A colheita de soja da safra 2025/26 no Rio Grande do Sul está tecnicamente encerrada. Os resultados revelam contrastes regionais devido à irregularidade climática. A área cultivada foi de aproximadamente 6,6 milhões de hectares, com uma produção total de 18,1 milhões de toneladas, o que representa um aumento de 32,9% em relação ao volume colhido na safra de 2025 (13,64 milhões de toneladas). Diferenças regionais na produtividade com algumas regiões colhendo muito bem e outras registrando perdas expressivas por conta do clima, a média estadual fechou em 2.707kg por hectare (cerca de 45 sacas/ha).
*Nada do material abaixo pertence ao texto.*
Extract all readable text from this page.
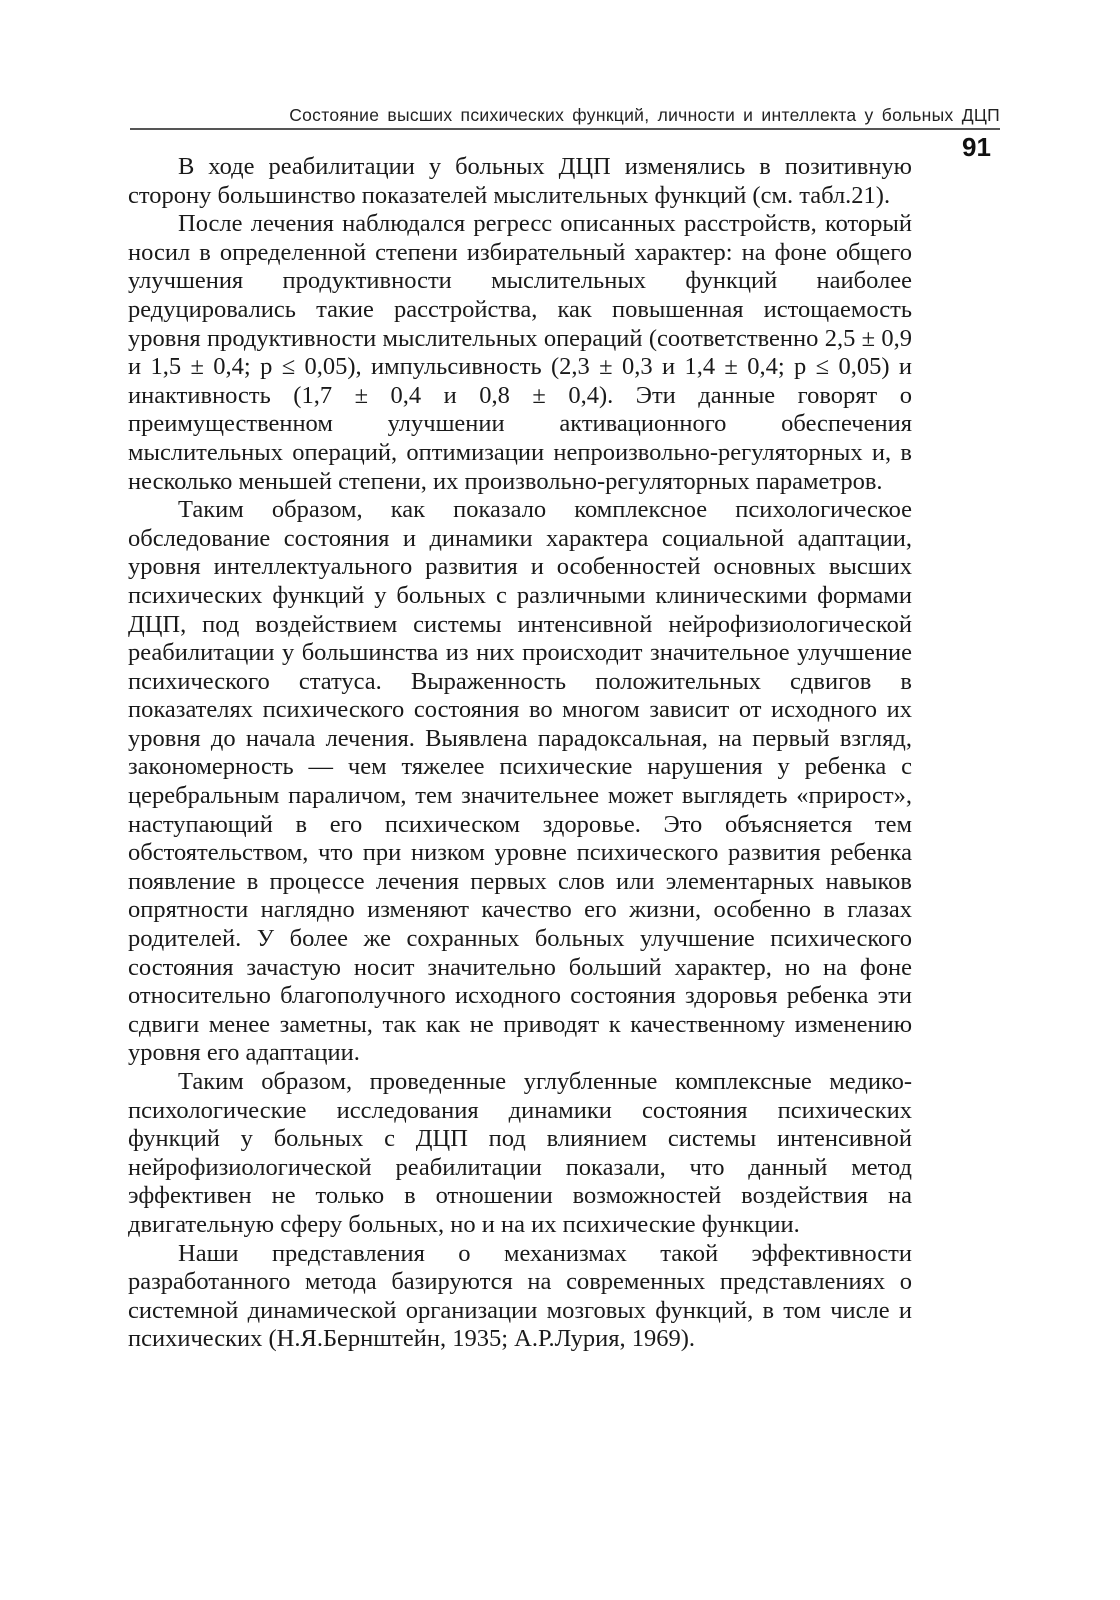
Состояние высших психических функций, личности и интеллекта у больных ДЦП
91

В ходе реабилитации у больных ДЦП изменялись в позитивную сторону большинство показателей мыслительных функций (см. табл.21).

После лечения наблюдался регресс описанных расстройств, который носил в определенной степени избирательный характер: на фоне общего улучшения продуктивности мыслительных функций наиболее редуцировались такие расстройства, как повышенная истощаемость уровня продуктивности мыслительных операций (соответственно 2,5 ± 0,9 и 1,5 ± 0,4; р ≤ 0,05), импульсивность (2,3 ± 0,3 и 1,4 ± 0,4; р ≤ 0,05) и инактивность (1,7 ± 0,4 и 0,8 ± 0,4). Эти данные говорят о преимущественном улучшении активационного обеспечения мыслительных операций, оптимизации непроизвольно-регуляторных и, в несколько меньшей степени, их произвольно-регуляторных параметров.

Таким образом, как показало комплексное психологическое обследование состояния и динамики характера социальной адаптации, уровня интеллектуального развития и особенностей основных высших психических функций у больных с различными клиническими формами ДЦП, под воздействием системы интенсивной нейрофизиологической реабилитации у большинства из них происходит значительное улучшение психического статуса. Выраженность положительных сдвигов в показателях психического состояния во многом зависит от исходного их уровня до начала лечения. Выявлена парадоксальная, на первый взгляд, закономерность — чем тяжелее психические нарушения у ребенка с церебральным параличом, тем значительнее может выглядеть «прирост», наступающий в его психическом здоровье. Это объясняется тем обстоятельством, что при низком уровне психического развития ребенка появление в процессе лечения первых слов или элементарных навыков опрятности наглядно изменяют качество его жизни, особенно в глазах родителей. У более же сохранных больных улучшение психического состояния зачастую носит значительно больший характер, но на фоне относительно благополучного исходного состояния здоровья ребенка эти сдвиги менее заметны, так как не приводят к качественному изменению уровня его адаптации.

Таким образом, проведенные углубленные комплексные медико-психологические исследования динамики состояния психических функций у больных с ДЦП под влиянием системы интенсивной нейрофизиологической реабилитации показали, что данный метод эффективен не только в отношении возможностей воздействия на двигательную сферу больных, но и на их психические функции.

Наши представления о механизмах такой эффективности разработанного метода базируются на современных представлениях о системной динамической организации мозговых функций, в том числе и психических (Н.Я.Бернштейн, 1935; А.Р.Лурия, 1969).
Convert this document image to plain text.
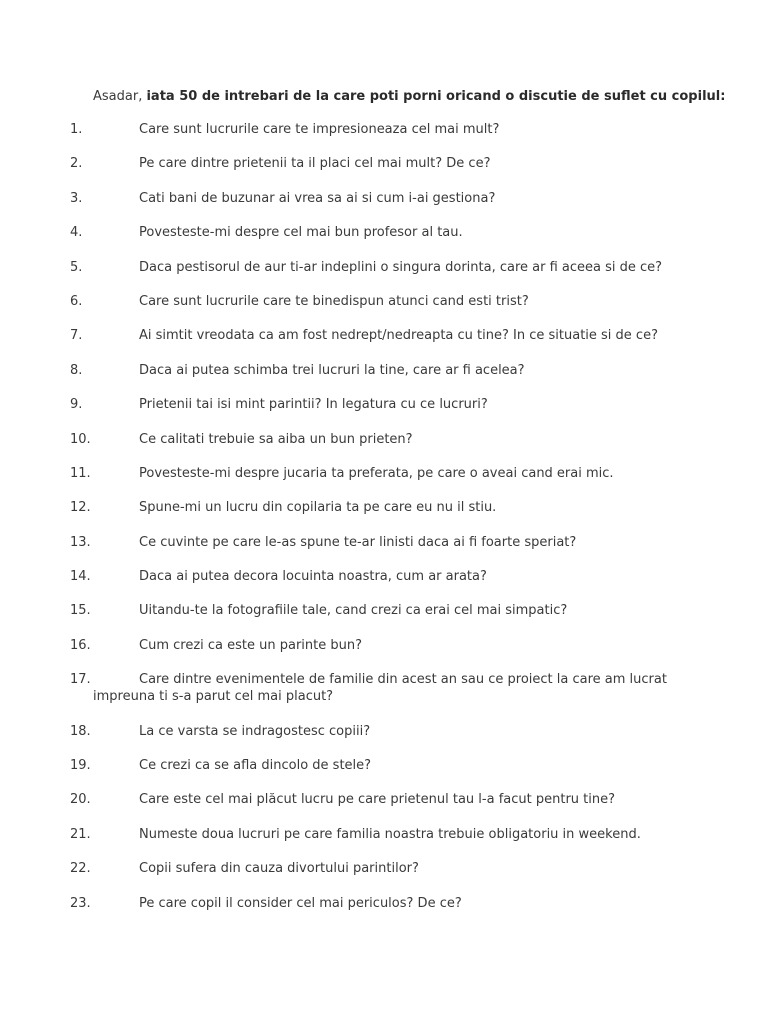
Asadar, iata 50 de intrebari de la care poti porni oricand o discutie de suflet cu copilul:
1.	Care sunt lucrurile care te impresioneaza cel mai mult?
2.	Pe care dintre prietenii ta il placi cel mai mult? De ce?
3.	Cati bani de buzunar ai vrea sa ai si cum i-ai gestiona?
4.	Povesteste-mi despre cel mai bun profesor al tau.
5.	Daca pestisorul de aur ti-ar indeplini o singura dorinta, care ar fi aceea si de ce?
6.	Care sunt lucrurile care te binedispun atunci cand esti trist?
7.	Ai simtit vreodata ca am fost nedrept/nedreapta cu tine? In ce situatie si de ce?
8.	Daca ai putea schimba trei lucruri la tine, care ar fi acelea?
9.	Prietenii tai isi mint parintii? In legatura cu ce lucruri?
10.	Ce calitati trebuie sa aiba un bun prieten?
11.	Povesteste-mi despre jucaria ta preferata, pe care o aveai cand erai mic.
12.	Spune-mi un lucru din copilaria ta pe care eu nu il stiu.
13.	Ce cuvinte pe care le-as spune te-ar linisti daca ai fi foarte speriat?
14.	Daca ai putea decora locuinta noastra, cum ar arata?
15.	Uitandu-te la fotografiile tale, cand crezi ca erai cel mai simpatic?
16.	Cum crezi ca este un parinte bun?
17.	Care dintre evenimentele de familie din acest an sau ce proiect la care am lucrat
impreuna ti s-a parut cel mai placut?
18.	La ce varsta se indragostesc copiii?
19.	Ce crezi ca se afla dincolo de stele?
20.	Care este cel mai plăcut lucru pe care prietenul tau l-a facut pentru tine?
21.	Numeste doua lucruri pe care familia noastra trebuie obligatoriu in weekend.
22.	Copii sufera din cauza divortului parintilor?
23.	Pe care copil il consider cel mai periculos? De ce?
Vale ressaltar que esse número ficou cerca de 15% abaixo do que os produtores esperavam no início do plantio, que era de 3.200kg/ha.
Regulamentação avança, mas produtores aguardam regras práticas
O Governo oficializou a regulamentação do Pagamento por Serviços Ambientais (PSA), passo aguardado para a aplicação prática da Lei Federal nº 14.119/2021. O novo decreto estabelece o Ministério do Meio Ambiente e Mudança do Clima (MMA) como o órgão gestor do programa, que tem como objetivo central canalizar recursos públicos e privados para remunerar produtores rurais que atuam na conservação da natureza.
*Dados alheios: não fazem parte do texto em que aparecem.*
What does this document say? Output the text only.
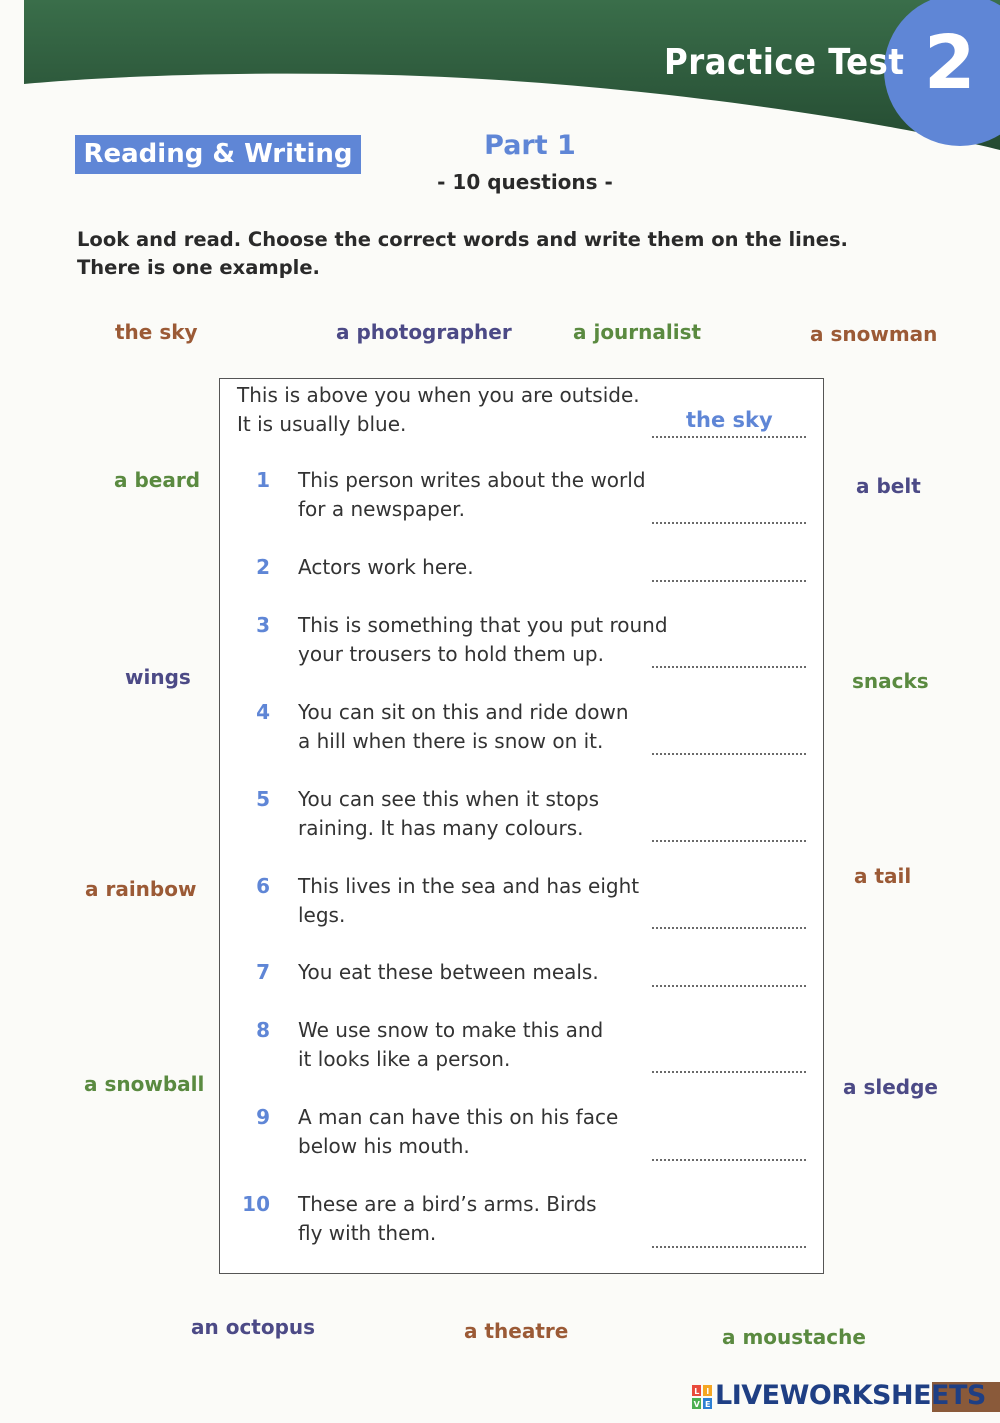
Practice Test 2
Reading & Writing	Part 1
- 10 questions -
Look and read. Choose the correct words and write them on the lines.
There is one example.
the sky	a photographer	a journalist	a snowman
a beard	a belt
wings	snacks
a rainbow
a tail
a snowball	a sledge
an octopus	a theatre	a moustache
This is above you when you are outside.
It is usually blue.	the sky
1 This person writes about the world
for a newspaper.
2 Actors work here.
3 This is something that you put round
your trousers to hold them up.
4 You can sit on this and ride down
a hill when there is snow on it.
5 You can see this when it stops
raining. It has many colours.
6 This lives in the sea and has eight
legs.
7 You eat these between meals.
8 We use snow to make this and
it looks like a person.
9 A man can have this on his face
below his mouth.
10 These are a bird’s arms. Birds
fly with them.
L I
V E LIVEWORKSHEETS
Práticas agrícolas integradas ao benefício
A medida reconhece formalmente as atividades sustentáveis do agronegócio como elegíveis para remuneração. O foco inicial prioriza agricultores familiares e produtores rurais que adotam modelos como: Sistema de plantio direto na palha; Integração Lavoura-Pecuária-Floresta (ILPF); Manutenção de áreas de preservação que resultem em captura de carbono e proteção de recursos hídricos e do solo.
Gargalos operacionais
Apesar do avanço legal, entidades do agronegócio e o setor produtivo demonstram preocupação com a falta de clareza em pontos centrais do decreto. O principal entrave é que o texto normativo não detalha o caminho prático para que o produtor possa acionar o benefício. Resumindo: a lei existe e o decreto foi publicado, mas o produtor rural ainda não sabe como, quando ou quanto vai receber pela preservação.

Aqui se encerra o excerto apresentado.